Dr. Dunne’s casket was in the living room, as was the custom, where it lay in state during the wake. When the guests had left after a boozy evening of reminiscence and song, my grandmother stood with her children over the coffin, gazing down at her husband, lost in grief. After a respectful silence, she softly said, “I wish…I wish we could have him stuffed.”

The Dunne siblings collapsed in laughter, rolling on the floor in hysterics as Dorothy begged them to behave themselves.

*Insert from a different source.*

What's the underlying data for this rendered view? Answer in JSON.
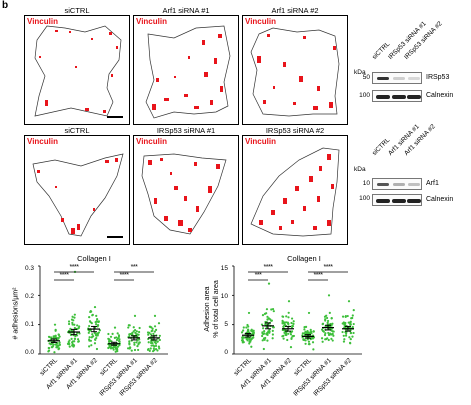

If I ever wonder where my dark sense of humor comes from, I look no further than that moment.

Forty-five years after the war, Dad had become a famous bestselling author who used to gripe, half in jest, “I have to pick up another goddamn award.” He was never shy about recounting his latest accomplishment, or gleefully repeating a fawning compliment from a cabdriver, talk show host, or movie star. He once called me in New York in a fit of excitement. “You are not going to fucking believe who just recognized me in the elevator at the Chateau Marmont…the rock star Bone-O! Bone-O knows who I am. Do you believe it?”

So I was not only more than a little surprised to find out my father was a war hero but shocked it took until 1998 for him to tell me.

We met at one of his favorite overpriced restaurants, where the waiters always fussed over him. The day before, he’d asked to see me with such urgency that I canceled whatever I had planned. He’d recently been diagnosed with prostate cancer, and I feared he would tell me that it had spread.

After our drinks arrived, a Diet Coke for him, a martini for me, he took a breath and I braced for what he was about to say.

“Yesterday, I saw the movie Saving Private Ryan.”

“Okay,” I said.

“Did you see it?”

I had. The movie had just come out, and I was impatient to discover where this was going.

“You know, I fought in that war.”

As someone who considered himself a bit of a history buff, I suddenly realized I knew more about the evacuation of Dunkirk than I did about that part of my father’s life. I’d examined Robert Capa’s photographs and cried during The Best Years of Our Lives, but I couldn’t recall asking my father a single question about the war. I think when I was very young I sensed it was a subject best not brought up, and then, as I got older, I simply could not imagine him in uniform.

“Griffin, that movie was exactly like what it was to be in combat. I sat alone in the theater and relived every terror I ever felt then. I was sent overseas for eight months, and for every one of those days I was so…afraid. I remembered all the bodies and the blood I had managed to forget. I didn’t forget it, I just put it somewhere, and that movie brought it all roaring back.”

His hands were shaking, but he managed to pull something out of his blazer pocket. It was the Bronze Star.

“Did you know your old man was given a medal of honor?”

Then he told me how he got it: the two wounded soldiers, the bombardments, Hank, being called the Golddust Twins, the squeezing of his two fingers. His voice cracked and then found its footing, and cracked again throughout his telling. I thought of getting out of my seat to hug him but didn’t want to interrupt his flow.

“I don’t know where that came from, Griffin,” he told me. “That impulse to run toward the enemy for those guys, but Hank and I didn’t give it a moment’s thought. I can’t believe that was me…but it was. I did that. That was me…”

I picked up his medal and he watched me. The ribbons were crisp, the colors still vibrant, and the thick bronze metal weighted with the gravitas it deserved. I pictured my father as a boy half my age and two inches shorter, surviving in conditions I knew only from novels by Vonnegut and Mailer.

How could I have been surprised that he would defy an order to retreat to save a wounded comrade? His reporting had brought him death threats and blackmail attempts. He was an Irish terrier in a Turnbull & Asser shirt, who struck fear in the hearts of those who had it coming. An image crossed my mind so absurd that I smiled. As Dr. Dunne tries to beat the sissy out of my father, the defiant little boy yells out the last line of Now, Voyager: “Don’t let’s ask for the moon, we have the stars.”

“What are you smiling about?” my father asked.

“I was just thinking how nobody fucks with a Golddust Twin.”